Sounds of the Underbrush 2/28/2005 Track 1 - Keith Eisenbrey, Mike Marlin
Improvising with Mike is like an encounter with a large sentient hamster. This was at Gallery 1412.
Extracts 8 - Keith Eisenbrey
Part of a midi-enabled study of Scriabin's Prelude op.74#4. See my post of 1/29/2011 for an explanation. By treating each pitch-instance as structural fact, each becomes a structural image, and more vibrantly than I would have expected.
August 4, 2011
Down and Out Blues - Louis Forbstein's Royal Syncopaters [from Allen Lowe's That Devilin' Tune]
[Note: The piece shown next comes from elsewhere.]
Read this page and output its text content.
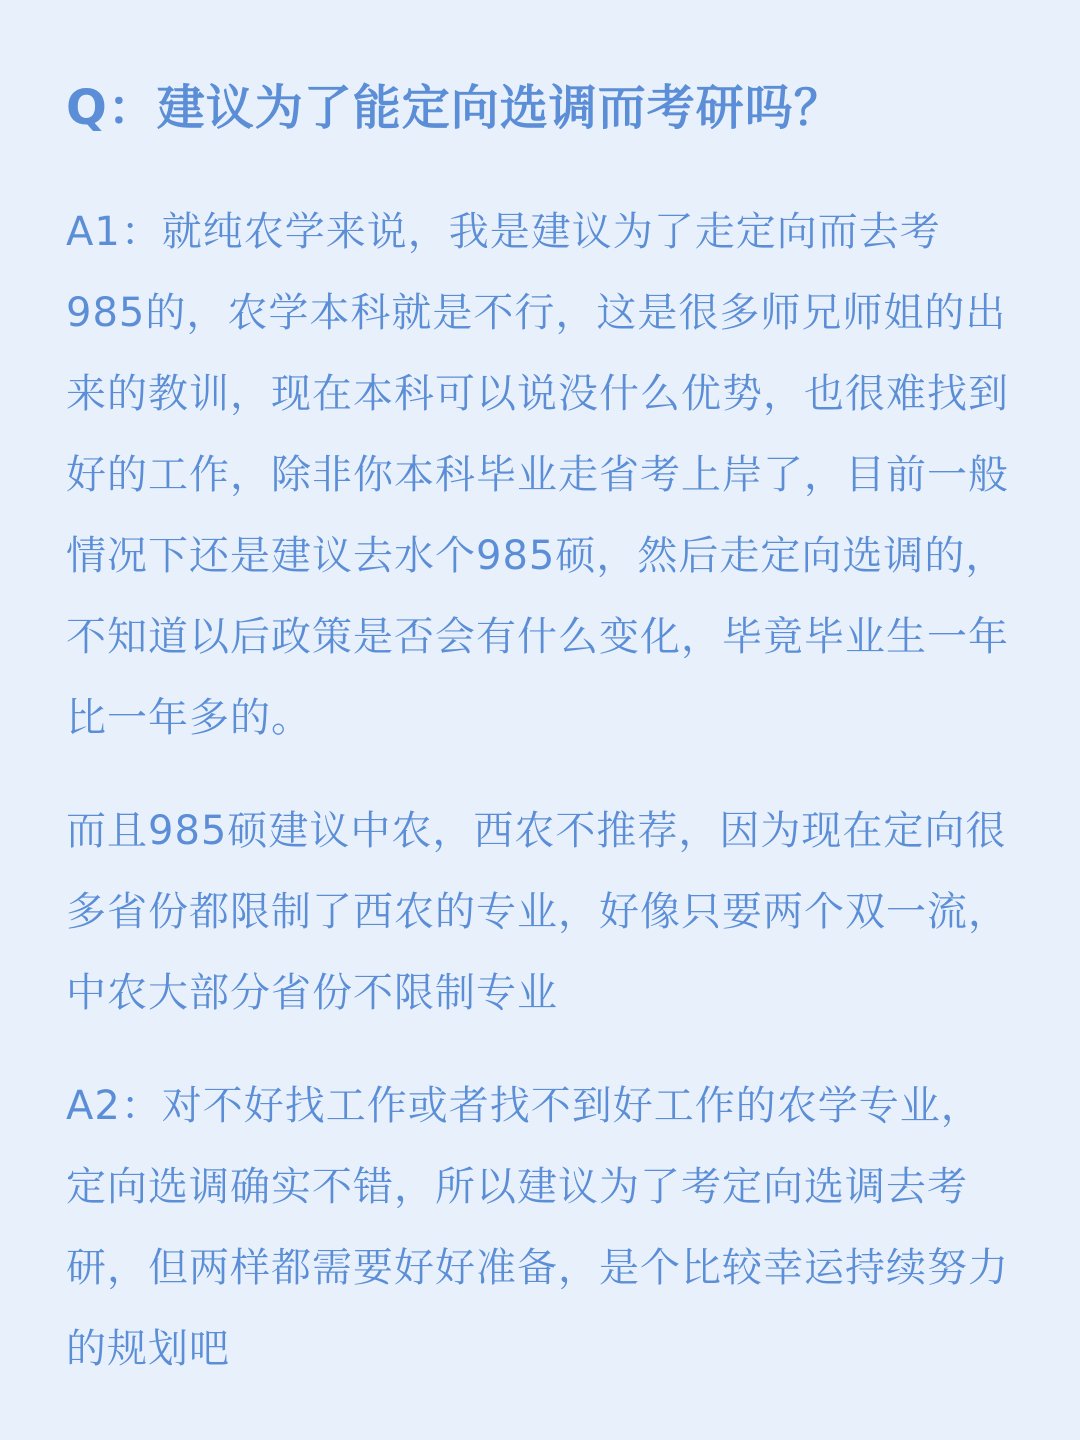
Q：建议为了能定向选调而考研吗？

A1：就纯农学来说，我是建议为了走定向而去考985的，农学本科就是不行，这是很多师兄师姐的出来的教训，现在本科可以说没什么优势，也很难找到好的工作，除非你本科毕业走省考上岸了，目前一般情况下还是建议去水个985硕，然后走定向选调的，不知道以后政策是否会有什么变化，毕竟毕业生一年比一年多的。

而且985硕建议中农，西农不推荐，因为现在定向很多省份都限制了西农的专业，好像只要两个双一流，中农大部分省份不限制专业

A2：对不好找工作或者找不到好工作的农学专业，定向选调确实不错，所以建议为了考定向选调去考研，但两样都需要好好准备，是个比较幸运持续努力的规划吧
Part of what makes Mr. Lowe's collection so fabulous is that it strings together so many interesting ways that recorded sound has sounded. In this cut from 1925 the rhythm section can barely be heard, but it sure makes its presence known.
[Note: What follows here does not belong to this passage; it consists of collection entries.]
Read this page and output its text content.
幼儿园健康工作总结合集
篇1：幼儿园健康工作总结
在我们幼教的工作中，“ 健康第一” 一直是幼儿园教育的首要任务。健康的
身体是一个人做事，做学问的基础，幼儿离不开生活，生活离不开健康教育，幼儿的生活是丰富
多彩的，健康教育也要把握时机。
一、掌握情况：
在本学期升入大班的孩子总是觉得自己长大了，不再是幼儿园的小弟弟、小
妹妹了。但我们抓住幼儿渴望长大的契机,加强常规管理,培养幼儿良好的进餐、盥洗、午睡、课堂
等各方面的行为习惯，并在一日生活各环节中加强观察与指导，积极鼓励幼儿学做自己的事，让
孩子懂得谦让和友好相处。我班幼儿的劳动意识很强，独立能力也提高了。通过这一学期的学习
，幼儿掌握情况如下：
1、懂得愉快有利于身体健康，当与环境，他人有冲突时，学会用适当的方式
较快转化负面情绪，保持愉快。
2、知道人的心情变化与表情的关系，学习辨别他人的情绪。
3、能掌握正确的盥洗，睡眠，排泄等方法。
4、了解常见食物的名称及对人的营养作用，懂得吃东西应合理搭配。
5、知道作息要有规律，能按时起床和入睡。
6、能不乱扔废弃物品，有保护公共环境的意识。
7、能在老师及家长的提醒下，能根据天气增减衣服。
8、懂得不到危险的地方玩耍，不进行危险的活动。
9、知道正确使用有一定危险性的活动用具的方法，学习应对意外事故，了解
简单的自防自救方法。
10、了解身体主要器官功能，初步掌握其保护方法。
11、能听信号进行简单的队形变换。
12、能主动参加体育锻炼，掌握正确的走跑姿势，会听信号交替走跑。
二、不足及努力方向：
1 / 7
You're Just My Type - King Oliver [from Allen Lowe's That Devilin' Tune]
Simple and square, not a note that couldn't be captured on the recording equipment and heard at the end of the production line. Clearly the pros had learned how to do it.
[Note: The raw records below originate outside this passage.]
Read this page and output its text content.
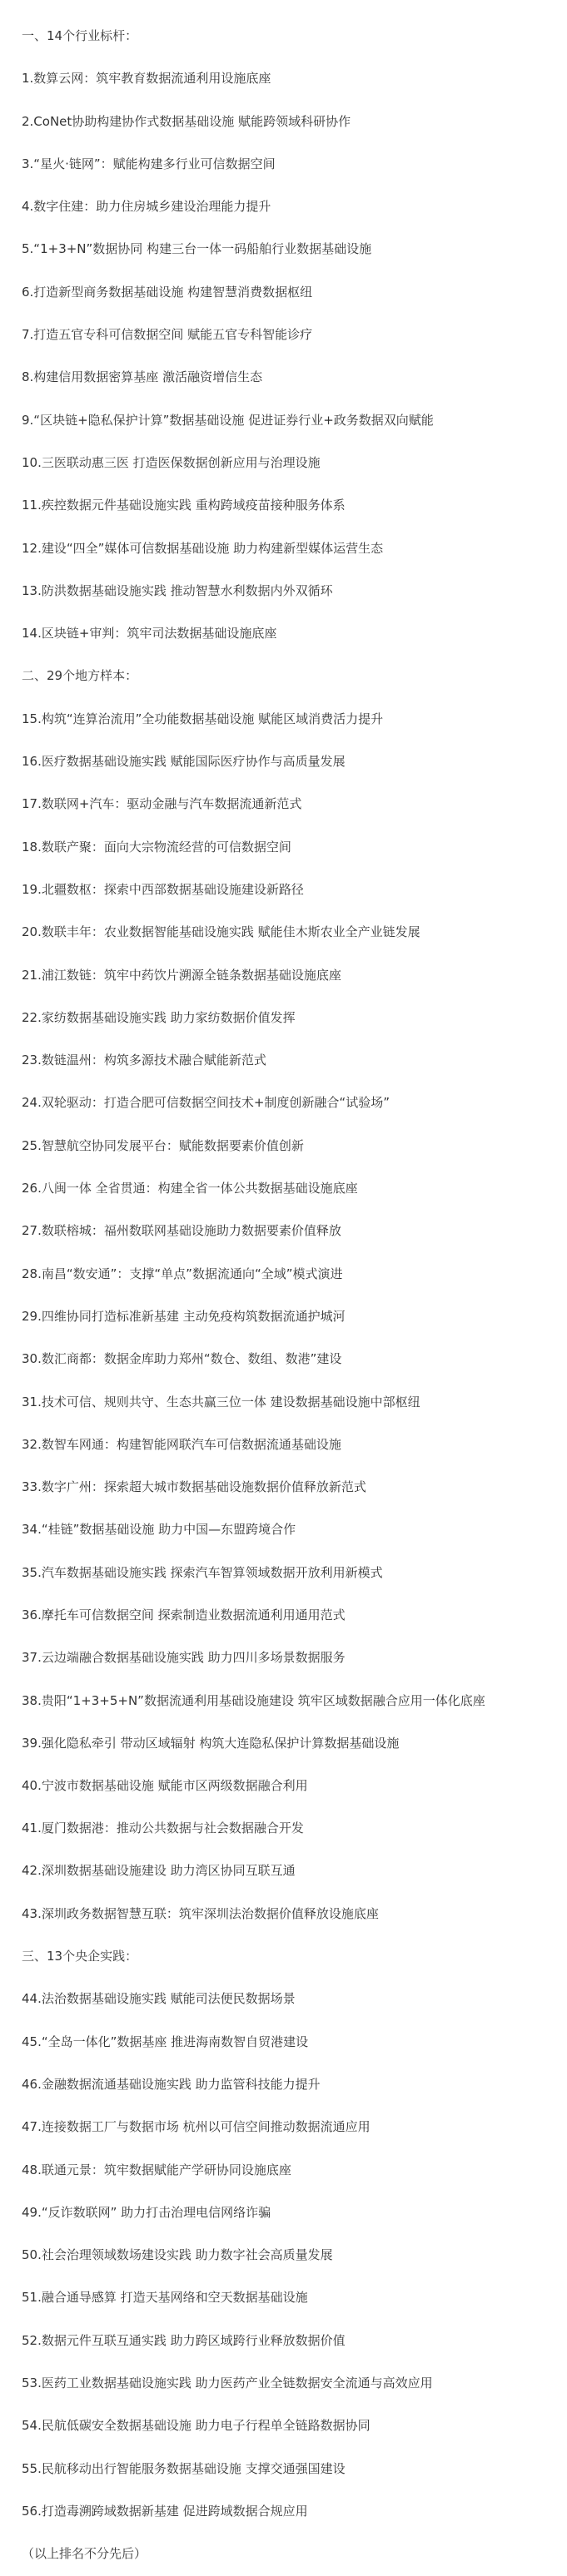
一、14个行业标杆：
1.数算云网：筑牢教育数据流通利用设施底座
2.CoNet协助构建协作式数据基础设施 赋能跨领域科研协作
3.“星火·链网”：赋能构建多行业可信数据空间
4.数字住建：助力住房城乡建设治理能力提升
5.“1+3+N”数据协同 构建三台一体一码船舶行业数据基础设施
6.打造新型商务数据基础设施 构建智慧消费数据枢纽
7.打造五官专科可信数据空间 赋能五官专科智能诊疗
8.构建信用数据密算基座 激活融资增信生态
9.“区块链+隐私保护计算”数据基础设施 促进证券行业+政务数据双向赋能
10.三医联动惠三医 打造医保数据创新应用与治理设施
11.疾控数据元件基础设施实践 重构跨域疫苗接种服务体系
12.建设“四全”媒体可信数据基础设施 助力构建新型媒体运营生态
13.防洪数据基础设施实践 推动智慧水利数据内外双循环
14.区块链+审判：筑牢司法数据基础设施底座
二、29个地方样本：
15.构筑“连算治流用”全功能数据基础设施 赋能区域消费活力提升
16.医疗数据基础设施实践 赋能国际医疗协作与高质量发展
17.数联网+汽车：驱动金融与汽车数据流通新范式
18.数联产聚：面向大宗物流经营的可信数据空间
19.北疆数枢：探索中西部数据基础设施建设新路径
20.数联丰年：农业数据智能基础设施实践 赋能佳木斯农业全产业链发展
21.浦江数链：筑牢中药饮片溯源全链条数据基础设施底座
22.家纺数据基础设施实践 助力家纺数据价值发挥
23.数链温州：构筑多源技术融合赋能新范式
24.双轮驱动：打造合肥可信数据空间技术+制度创新融合“试验场”
25.智慧航空协同发展平台：赋能数据要素价值创新
26.八闽一体 全省贯通：构建全省一体公共数据基础设施底座
27.数联榕城：福州数联网基础设施助力数据要素价值释放
28.南昌“数安通”：支撑“单点”数据流通向“全域”模式演进
29.四维协同打造标准新基建 主动免疫构筑数据流通护城河
30.数汇商都：数据金库助力郑州“数仓、数组、数港”建设
31.技术可信、规则共守、生态共赢三位一体 建设数据基础设施中部枢纽
32.数智车网通：构建智能网联汽车可信数据流通基础设施
33.数字广州：探索超大城市数据基础设施数据价值释放新范式
34.“桂链”数据基础设施 助力中国—东盟跨境合作
35.汽车数据基础设施实践 探索汽车智算领域数据开放利用新模式
36.摩托车可信数据空间 探索制造业数据流通利用通用范式
37.云边端融合数据基础设施实践 助力四川多场景数据服务
38.贵阳“1+3+5+N”数据流通利用基础设施建设 筑牢区域数据融合应用一体化底座
39.强化隐私牵引 带动区域辐射 构筑大连隐私保护计算数据基础设施
40.宁波市数据基础设施 赋能市区两级数据融合利用
41.厦门数据港：推动公共数据与社会数据融合开发
42.深圳数据基础设施建设 助力湾区协同互联互通
43.深圳政务数据智慧互联：筑牢深圳法治数据价值释放设施底座
三、13个央企实践：
44.法治数据基础设施实践 赋能司法便民数据场景
45.“全岛一体化”数据基座 推进海南数智自贸港建设
46.金融数据流通基础设施实践 助力监管科技能力提升
47.连接数据工厂与数据市场 杭州以可信空间推动数据流通应用
48.联通元景：筑牢数据赋能产学研协同设施底座
49.“反诈数联网” 助力打击治理电信网络诈骗
50.社会治理领域数场建设实践 助力数字社会高质量发展
51.融合通导感算 打造天基网络和空天数据基础设施
52.数据元件互联互通实践 助力跨区域跨行业释放数据价值
53.医药工业数据基础设施实践 助力医药产业全链数据安全流通与高效应用
54.民航低碳安全数据基础设施 助力电子行程单全链路数据协同
55.民航移动出行智能服务数据基础设施 支撑交通强国建设
56.打造毒溯跨域数据新基建 促进跨域数据合规应用
（以上排名不分先后）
Between The Devil . . . - Teddy Wilson [from Allen Lowe's That Devilin' Tune]
Frantic inter-manual independence.
Chloe - Horace Henderson [from Allen Lowe's That Devilin' Tune]
Smooth sax choir with an edge of trumpet.
You May Not Love Me - Teddi King [from Allen Lowe's That Devilin' Tune]
Archly old-fashioned.
I'm Left, Your'e Right, She's Gone - Elvis Presley [from Sunrise]
Of course, what he sings is "You're right, I'm left, she's gone . . . " but I guess the King can get away with it.
Pitch-Derived Rhythms: Five Presentations - J. K. Randall
Leave it to Jim to call into question the very notion of apt-ness. On the surface these are flat-footed midi-realized (I think) studies that sound like scraps from Arthur Berger's desk that have been thinking themselves over for awhile. But everything about them is off kilter - the dynamic range (too big), the instruments (too ordinary and too raw), the mix (too bald), etc. In short, completely fascinating.
S. S. 396 (Remix) - Paul Revere and the Raiders [from The Legend of Paul Revere]
Really puts the commercial in commercial music.
In Session
August 1, 2011
Banned Rehearsal 796 - Banned Rehearsal at the Tintinabulary
Participants: Karen, me, Steve Kennedy, Aaron Keyt, and Neal Meyer. Playing with some new noisemakers: a cast-iron skillet from Ellensburg, and a milk-can from Prosser. Aaron brought some rude-ophones.